It’s about time! Cyril Scott remains one of the undiscovered treasures of the English musical renaissance, a composer of talent with a distinctive style, though as this admirable disc demonstrates, his range was not terribly wide. The music here sounds like a mixture of Debussy, Ravel, and Scriabin. In other words, it’s lush, impressionistic, often chromatic, but never as heavy as the Russian nor quite as supple as the two Frenchmen. An occasional modal tinge gives Scott a distinctly English cast, and there are probably more harp glissandos per minute in all three works than in the music of any other composer. For this reason I wouldn’t recommend taking it all in at a sitting: there is a certain sense of sameness despite the brilliant coloring and alluring textures.
Symphony No. 3 (1937) was dedicated to Beecham, who never performed it, and its scoring includes important parts for wind machine, organ, and wordless chorus (in the finale), making a sort of English Daphnis and Chloe meets The Poem of Ecstasy. The elusive approach to form, tonal fluidity, and dearth of clear-cut melodies makes the piece sound much longer than its 34 minutes. You never quite know where you are in it, but this hardly matters as virtually every moment is texturally ravishing. It’s like a box of really good chocolate truffles: it may be bad for you but you just can’t resist them even as the very thought of eating them all horrifies you.
Piano Concerto No. 2 is necessarily a bit bonier. It dates from 1958, two decades after the symphony, and in its three brief movements it bears scant resemblance to the First Piano Concerto, which enjoyed brief life on Lyrita and sadly has never made it to CD. Howard Shelley does an excellent job making the solo part sound meaningful and goal-oriented, and at 20 minutes the piece hardly has time to outstay its welcome. Indeed, the contrast between the richly textured accompaniments and the harmonic acerbity of much of the solo writing is quite compelling.
Neptune: Poem of the Sea (1935), which began life as “Disaster at Sea”, a tone poem describing the sinking of the Titanic, also brings back the wind machine and organ. Here, revised in a slightly less narrative form, it sounds just like the symphony, and if Scott had called the piece “Symphony in One Movement” we would be none the wiser for all that the formal aspects of the medium seem to have concerned him.

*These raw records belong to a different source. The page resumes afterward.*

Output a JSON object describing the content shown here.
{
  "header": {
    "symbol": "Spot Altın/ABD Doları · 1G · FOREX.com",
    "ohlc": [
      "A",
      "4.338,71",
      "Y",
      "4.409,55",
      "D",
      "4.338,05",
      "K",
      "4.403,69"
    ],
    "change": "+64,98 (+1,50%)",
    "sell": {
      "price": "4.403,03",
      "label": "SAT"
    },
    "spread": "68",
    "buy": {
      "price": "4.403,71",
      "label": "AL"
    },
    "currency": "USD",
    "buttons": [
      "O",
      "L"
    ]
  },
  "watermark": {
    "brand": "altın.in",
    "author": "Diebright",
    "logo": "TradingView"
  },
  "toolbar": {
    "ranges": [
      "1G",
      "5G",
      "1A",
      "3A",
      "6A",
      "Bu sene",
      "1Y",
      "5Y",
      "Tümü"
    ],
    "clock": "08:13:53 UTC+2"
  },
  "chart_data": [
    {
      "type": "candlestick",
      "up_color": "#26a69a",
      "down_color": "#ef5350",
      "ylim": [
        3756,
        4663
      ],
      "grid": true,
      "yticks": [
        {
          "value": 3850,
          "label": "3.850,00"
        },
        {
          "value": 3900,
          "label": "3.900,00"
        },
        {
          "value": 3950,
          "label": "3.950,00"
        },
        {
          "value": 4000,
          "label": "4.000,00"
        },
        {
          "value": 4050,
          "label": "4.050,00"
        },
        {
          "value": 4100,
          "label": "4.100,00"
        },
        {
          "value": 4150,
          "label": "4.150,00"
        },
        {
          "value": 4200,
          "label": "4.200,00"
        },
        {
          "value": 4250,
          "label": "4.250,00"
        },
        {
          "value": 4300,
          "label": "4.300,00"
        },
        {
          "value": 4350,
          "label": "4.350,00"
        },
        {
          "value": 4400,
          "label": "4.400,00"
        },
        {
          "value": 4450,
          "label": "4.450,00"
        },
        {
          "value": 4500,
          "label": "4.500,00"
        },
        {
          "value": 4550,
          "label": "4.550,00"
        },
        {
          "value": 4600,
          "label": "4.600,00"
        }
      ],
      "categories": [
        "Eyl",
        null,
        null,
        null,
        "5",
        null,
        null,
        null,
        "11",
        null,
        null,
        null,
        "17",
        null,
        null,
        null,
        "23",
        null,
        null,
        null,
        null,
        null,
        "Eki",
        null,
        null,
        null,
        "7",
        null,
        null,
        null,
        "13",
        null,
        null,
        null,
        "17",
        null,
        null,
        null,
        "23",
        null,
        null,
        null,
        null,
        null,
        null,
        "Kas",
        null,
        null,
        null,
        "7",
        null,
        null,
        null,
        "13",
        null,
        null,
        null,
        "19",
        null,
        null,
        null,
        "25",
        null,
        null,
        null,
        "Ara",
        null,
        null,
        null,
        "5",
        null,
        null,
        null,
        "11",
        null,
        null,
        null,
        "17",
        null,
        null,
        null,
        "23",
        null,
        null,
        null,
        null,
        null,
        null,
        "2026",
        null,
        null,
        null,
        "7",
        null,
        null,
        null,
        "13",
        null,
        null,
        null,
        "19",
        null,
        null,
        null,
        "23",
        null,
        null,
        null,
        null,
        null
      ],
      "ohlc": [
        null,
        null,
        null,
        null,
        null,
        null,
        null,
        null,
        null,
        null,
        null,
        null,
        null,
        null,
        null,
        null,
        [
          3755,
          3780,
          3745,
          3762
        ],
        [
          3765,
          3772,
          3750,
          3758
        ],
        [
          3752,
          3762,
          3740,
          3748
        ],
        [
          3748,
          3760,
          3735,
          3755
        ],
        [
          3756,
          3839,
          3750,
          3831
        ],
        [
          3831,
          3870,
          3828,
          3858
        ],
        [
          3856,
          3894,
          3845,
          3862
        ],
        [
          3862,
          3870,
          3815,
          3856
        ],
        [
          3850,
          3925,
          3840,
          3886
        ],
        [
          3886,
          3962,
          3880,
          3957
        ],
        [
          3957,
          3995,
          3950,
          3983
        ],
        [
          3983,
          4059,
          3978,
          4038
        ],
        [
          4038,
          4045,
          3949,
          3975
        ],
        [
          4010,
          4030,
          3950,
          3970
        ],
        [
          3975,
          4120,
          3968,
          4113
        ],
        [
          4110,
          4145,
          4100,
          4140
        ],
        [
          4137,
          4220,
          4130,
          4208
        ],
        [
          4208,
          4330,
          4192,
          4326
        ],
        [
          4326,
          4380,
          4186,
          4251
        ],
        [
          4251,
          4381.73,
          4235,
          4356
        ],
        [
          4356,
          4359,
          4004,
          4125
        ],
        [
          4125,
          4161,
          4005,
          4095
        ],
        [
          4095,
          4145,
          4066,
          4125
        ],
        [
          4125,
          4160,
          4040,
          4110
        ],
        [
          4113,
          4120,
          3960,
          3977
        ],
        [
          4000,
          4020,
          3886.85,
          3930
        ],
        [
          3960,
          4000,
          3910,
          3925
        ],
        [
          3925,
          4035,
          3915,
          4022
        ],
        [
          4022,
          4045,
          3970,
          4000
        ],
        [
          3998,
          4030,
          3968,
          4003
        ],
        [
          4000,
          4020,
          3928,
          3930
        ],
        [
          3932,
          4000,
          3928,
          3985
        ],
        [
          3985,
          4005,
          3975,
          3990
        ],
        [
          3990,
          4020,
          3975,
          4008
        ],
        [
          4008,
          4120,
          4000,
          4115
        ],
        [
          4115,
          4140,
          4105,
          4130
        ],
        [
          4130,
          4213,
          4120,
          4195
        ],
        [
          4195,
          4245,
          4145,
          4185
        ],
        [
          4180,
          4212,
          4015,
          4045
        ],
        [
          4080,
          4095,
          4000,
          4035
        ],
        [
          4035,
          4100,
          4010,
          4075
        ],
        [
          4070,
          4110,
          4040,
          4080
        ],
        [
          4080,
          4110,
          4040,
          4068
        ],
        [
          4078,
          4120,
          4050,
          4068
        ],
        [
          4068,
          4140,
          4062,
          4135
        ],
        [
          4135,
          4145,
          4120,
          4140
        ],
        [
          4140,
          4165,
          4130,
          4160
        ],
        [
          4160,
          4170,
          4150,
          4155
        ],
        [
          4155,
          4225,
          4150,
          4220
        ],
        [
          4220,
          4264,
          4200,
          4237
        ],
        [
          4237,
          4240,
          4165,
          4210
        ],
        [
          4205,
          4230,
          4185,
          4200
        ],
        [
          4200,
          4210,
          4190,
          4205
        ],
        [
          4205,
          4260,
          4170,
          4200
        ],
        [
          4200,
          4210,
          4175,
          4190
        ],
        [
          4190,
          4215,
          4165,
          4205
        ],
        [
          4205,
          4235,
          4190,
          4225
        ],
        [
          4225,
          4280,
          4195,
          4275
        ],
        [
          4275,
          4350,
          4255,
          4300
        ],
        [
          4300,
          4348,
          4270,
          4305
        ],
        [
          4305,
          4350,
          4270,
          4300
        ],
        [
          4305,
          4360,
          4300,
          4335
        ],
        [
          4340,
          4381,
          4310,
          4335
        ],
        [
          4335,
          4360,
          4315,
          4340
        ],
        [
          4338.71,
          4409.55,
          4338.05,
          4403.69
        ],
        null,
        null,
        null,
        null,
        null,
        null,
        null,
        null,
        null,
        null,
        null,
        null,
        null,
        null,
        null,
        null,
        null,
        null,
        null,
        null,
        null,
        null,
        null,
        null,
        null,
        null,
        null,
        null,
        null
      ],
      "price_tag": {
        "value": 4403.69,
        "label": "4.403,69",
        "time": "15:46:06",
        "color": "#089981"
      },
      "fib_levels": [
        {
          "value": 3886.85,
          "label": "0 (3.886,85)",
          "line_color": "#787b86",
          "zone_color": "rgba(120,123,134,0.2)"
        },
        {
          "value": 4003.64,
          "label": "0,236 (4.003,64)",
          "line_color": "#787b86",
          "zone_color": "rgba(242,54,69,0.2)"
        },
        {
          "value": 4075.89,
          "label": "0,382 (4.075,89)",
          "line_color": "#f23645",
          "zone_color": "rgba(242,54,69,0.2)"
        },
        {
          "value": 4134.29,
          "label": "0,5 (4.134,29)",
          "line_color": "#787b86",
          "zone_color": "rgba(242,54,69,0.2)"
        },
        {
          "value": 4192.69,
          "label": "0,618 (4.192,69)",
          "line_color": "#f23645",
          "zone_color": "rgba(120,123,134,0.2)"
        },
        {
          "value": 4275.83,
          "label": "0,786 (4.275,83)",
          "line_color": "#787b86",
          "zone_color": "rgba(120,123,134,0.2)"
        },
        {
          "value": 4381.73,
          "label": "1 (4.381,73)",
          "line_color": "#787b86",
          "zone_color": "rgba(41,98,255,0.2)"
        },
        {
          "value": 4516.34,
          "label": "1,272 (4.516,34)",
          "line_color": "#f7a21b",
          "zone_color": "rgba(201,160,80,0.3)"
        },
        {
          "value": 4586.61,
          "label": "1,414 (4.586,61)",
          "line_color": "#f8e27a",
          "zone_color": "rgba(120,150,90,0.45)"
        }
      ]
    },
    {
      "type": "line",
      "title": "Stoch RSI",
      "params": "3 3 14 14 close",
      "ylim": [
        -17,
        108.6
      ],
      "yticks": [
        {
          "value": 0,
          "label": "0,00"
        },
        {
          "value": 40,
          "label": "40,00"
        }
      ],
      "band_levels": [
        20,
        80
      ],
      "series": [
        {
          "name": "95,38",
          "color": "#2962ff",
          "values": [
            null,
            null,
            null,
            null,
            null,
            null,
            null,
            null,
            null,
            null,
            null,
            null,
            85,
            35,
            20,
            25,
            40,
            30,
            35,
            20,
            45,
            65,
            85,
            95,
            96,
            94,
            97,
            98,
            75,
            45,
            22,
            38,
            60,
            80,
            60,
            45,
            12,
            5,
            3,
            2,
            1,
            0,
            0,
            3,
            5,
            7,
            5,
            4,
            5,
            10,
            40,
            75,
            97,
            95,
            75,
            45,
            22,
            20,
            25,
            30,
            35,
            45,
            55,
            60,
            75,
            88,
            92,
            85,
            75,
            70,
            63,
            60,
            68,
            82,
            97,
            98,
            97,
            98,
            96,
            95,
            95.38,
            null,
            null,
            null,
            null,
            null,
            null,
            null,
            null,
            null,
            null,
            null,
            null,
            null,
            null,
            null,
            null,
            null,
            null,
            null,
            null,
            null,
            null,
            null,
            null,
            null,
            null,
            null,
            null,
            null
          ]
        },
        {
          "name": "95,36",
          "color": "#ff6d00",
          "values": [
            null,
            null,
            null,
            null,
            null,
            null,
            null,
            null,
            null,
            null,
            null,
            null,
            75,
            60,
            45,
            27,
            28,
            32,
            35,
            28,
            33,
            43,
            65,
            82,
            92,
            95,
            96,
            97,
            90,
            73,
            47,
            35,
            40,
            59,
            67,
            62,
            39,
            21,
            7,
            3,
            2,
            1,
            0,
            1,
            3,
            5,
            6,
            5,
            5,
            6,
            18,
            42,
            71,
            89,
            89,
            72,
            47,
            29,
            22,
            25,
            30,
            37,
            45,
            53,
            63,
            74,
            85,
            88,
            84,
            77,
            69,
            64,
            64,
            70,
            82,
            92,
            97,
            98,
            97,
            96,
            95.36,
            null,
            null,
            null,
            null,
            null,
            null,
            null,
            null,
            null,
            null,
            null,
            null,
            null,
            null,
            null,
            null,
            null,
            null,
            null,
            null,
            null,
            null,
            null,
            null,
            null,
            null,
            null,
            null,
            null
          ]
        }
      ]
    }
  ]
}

Chandos has generously given us nearly 80 minutes of music here, all admirably performed by Martyn Brabbins, who strikes me as very sympathetic both to the idiom and to the need never to let the music come to a sensuous standstill. In the last movement of the symphony, the work of the Huddersfield Choral Society does not sound quite as rhythmically sharp as it might be–but then the vocal writing must be terrifically awkward, and with such unfamiliar music we probably have no right to expect perfection. Certainly this comes close enough, with excellent sonics to boot. I hope that Chandos continues to mine what looks to be a particularly fruitful vein of unfamiliar music. It’s the kind of thing the label almost always does best.